DEAR MISS MANNERS: On my daughter's 17th birthday, she received, in my view, an insulting gift from her grandparents. Birthdays in my family and for me are special days, and the birthday girl or boy is made to feel like a king or queen in celebration of their birth.
This gift was a gift card and a packet of thank-you cards.
My daughter was crestfallen as she absorbed the not-so-subtle insult. I was able to make her feel better, but the damage was already done.
My daughter wishes to express to her grandparents how deeply they hurt her feelings but does not wish to have a confrontation. Do you have a suggestion or two for this circumstance?
GENTLE READER: As you encourage your daughter to feel like a queen, she might consider ordering their execution. However, you do not seem to have warned her of the usual eventual fate of despots who are harshly unjust even to their most loyal subjects.

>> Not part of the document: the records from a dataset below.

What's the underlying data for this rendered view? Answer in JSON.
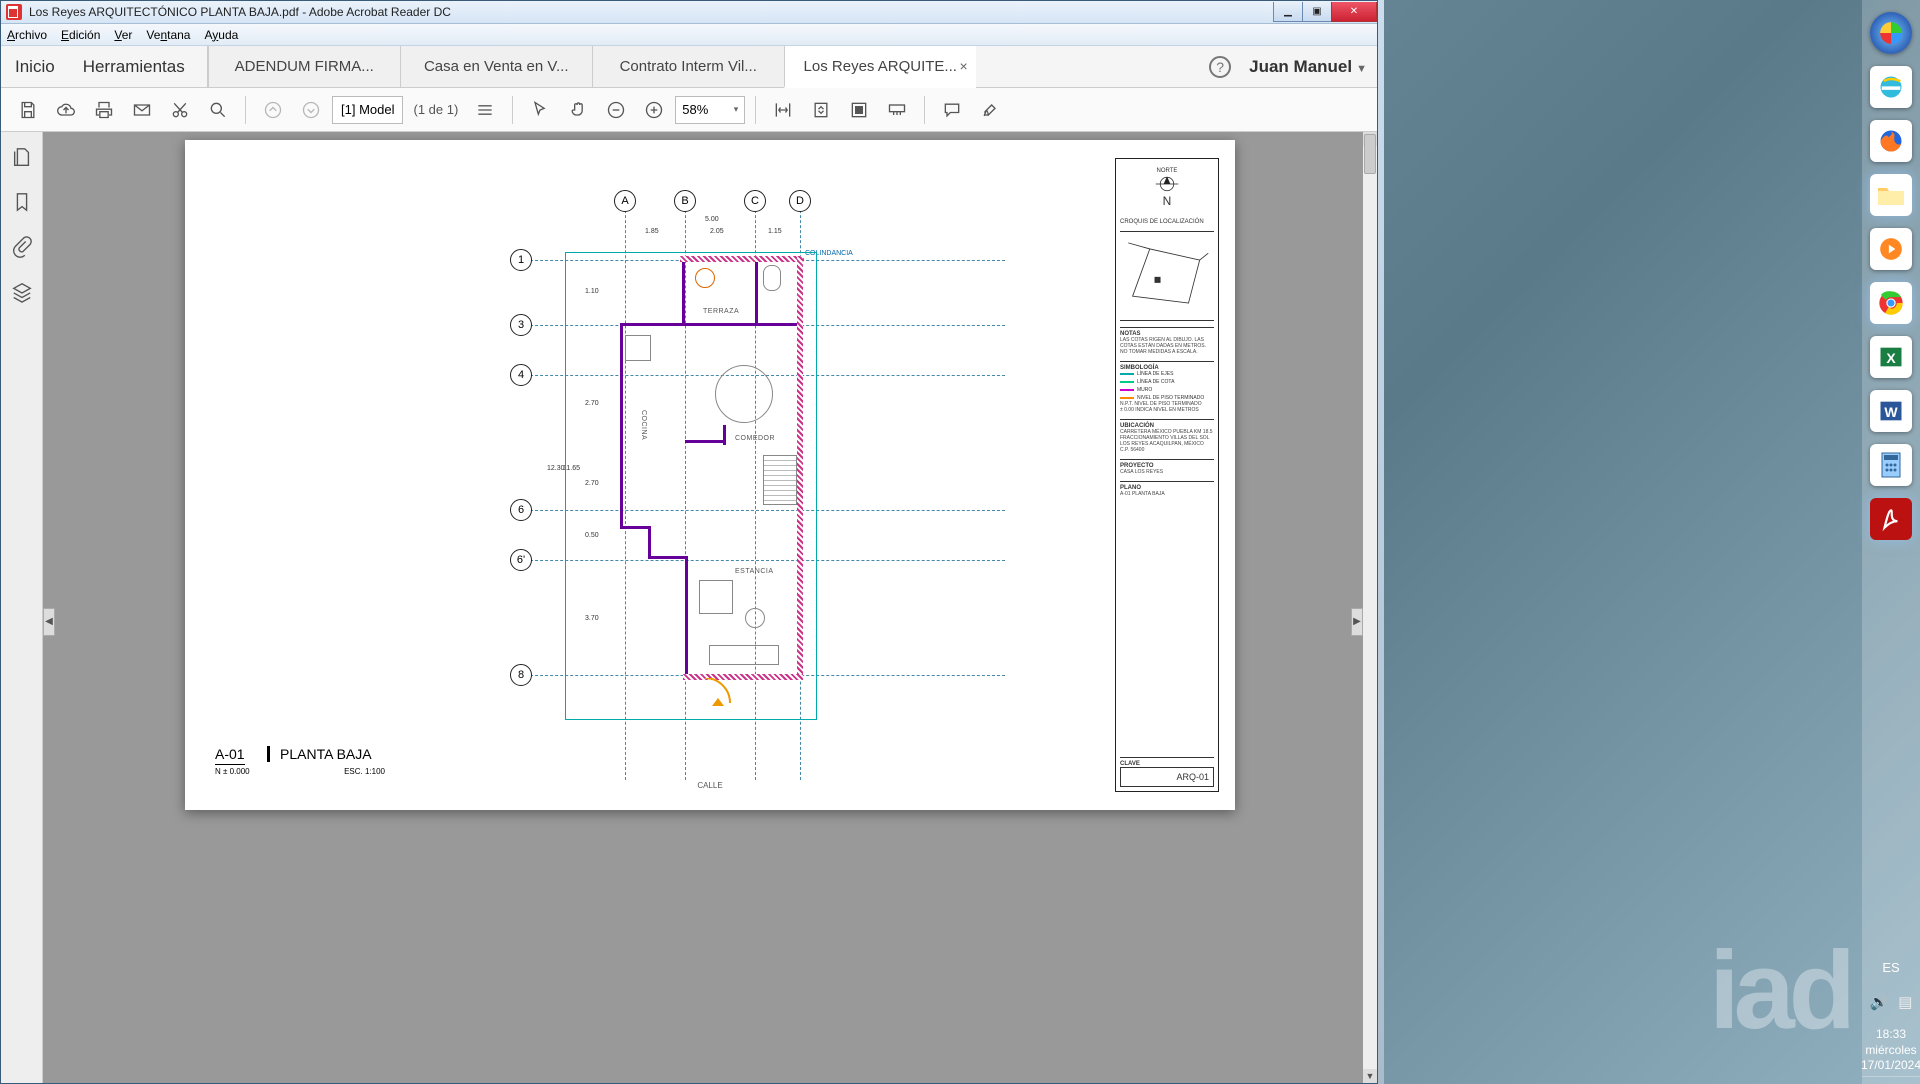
{
  "window": {
    "title": "Los Reyes ARQUITECTÓNICO PLANTA BAJA.pdf - Adobe Acrobat Reader DC",
    "min": "▁",
    "max": "▣",
    "close": "✕"
  },
  "menu": {
    "archivo": "Archivo",
    "edicion": "Edición",
    "ver": "Ver",
    "ventana": "Ventana",
    "ayuda": "Ayuda"
  },
  "tabs": {
    "home": "Inicio",
    "tools": "Herramientas",
    "docs": [
      {
        "label": "ADENDUM FIRMA..."
      },
      {
        "label": "Casa en Venta en V..."
      },
      {
        "label": "Contrato Interm Vil..."
      },
      {
        "label": "Los Reyes ARQUITE...",
        "active": true
      }
    ],
    "help": "?",
    "user": "Juan Manuel"
  },
  "toolbar": {
    "pagebox": "[1] Model",
    "pageinfo": "(1 de 1)",
    "zoom": "58%",
    "dd": "▾"
  },
  "plan": {
    "cols": [
      "A",
      "B",
      "C",
      "D"
    ],
    "rows": [
      "1",
      "3",
      "4",
      "6",
      "6'",
      "8"
    ],
    "dims_top": [
      "1.85",
      "2.05",
      "1.15",
      "5.00"
    ],
    "dims_left": [
      "1.10",
      "2.70",
      "2.70",
      "0.50",
      "3.70",
      "12.30",
      "11.65"
    ],
    "rooms": {
      "terraza": "TERRAZA",
      "cocina": "COCINA",
      "comedor": "COMEDOR",
      "estancia": "ESTANCIA",
      "calle": "CALLE"
    },
    "note": "COLINDANCIA"
  },
  "titlesheet": {
    "code": "A-01",
    "name": "PLANTA BAJA",
    "level": "N ± 0.000",
    "scale": "ESC. 1:100"
  },
  "tblock": {
    "north": "NORTE",
    "n": "N",
    "loc": "CROQUIS DE LOCALIZACIÓN",
    "notas_h": "NOTAS",
    "notes": "LAS COTAS RIGEN AL DIBUJO. LAS COTAS ESTÁN DADAS EN METROS. NO TOMAR MEDIDAS A ESCALA.",
    "simb_h": "SIMBOLOGÍA",
    "sym": [
      {
        "c": "#0aa",
        "t": "LÍNEA DE EJES"
      },
      {
        "c": "#0c8",
        "t": "LÍNEA DE COTA"
      },
      {
        "c": "#c0c",
        "t": "MURO"
      },
      {
        "c": "#f80",
        "t": "NIVEL DE PISO TERMINADO"
      }
    ],
    "simb2": "N.P.T.  NIVEL DE PISO TERMINADO\n± 0.00  INDICA NIVEL EN METROS",
    "ubic_h": "UBICACIÓN",
    "ubic": "CARRETERA MÉXICO PUEBLA KM 18.5 FRACCIONAMIENTO VILLAS DEL SOL LOS REYES ACAQUILPAN, MÉXICO C.P. 56400",
    "proy_h": "PROYECTO",
    "proy": "CASA LOS REYES",
    "plano_h": "PLANO",
    "plano": "A-01 PLANTA BAJA",
    "clave_h": "CLAVE",
    "clave": "ARQ-01"
  },
  "dock": {
    "lang": "ES",
    "time": "18:33",
    "day": "miércoles",
    "date": "17/01/2024"
  },
  "wm": "iad"
}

But perhaps it is Miss Manners who is being unjust by assuming that the apparent insult may have arisen from a legitimate grievance. If it did not, she acknowledges that a polite protest might be included in the letter in which your daughter first thanks her grandparents for the gift certificate.
She could admit then to being somewhat puzzled by the thank-you cards. "As you know," she could continue, "I have always eagerly expressed my gratitude immediately upon receiving your generous presents. Would you rather that I did so on these cards, instead of on the paper I have been using? I would, of course, be happy to oblige."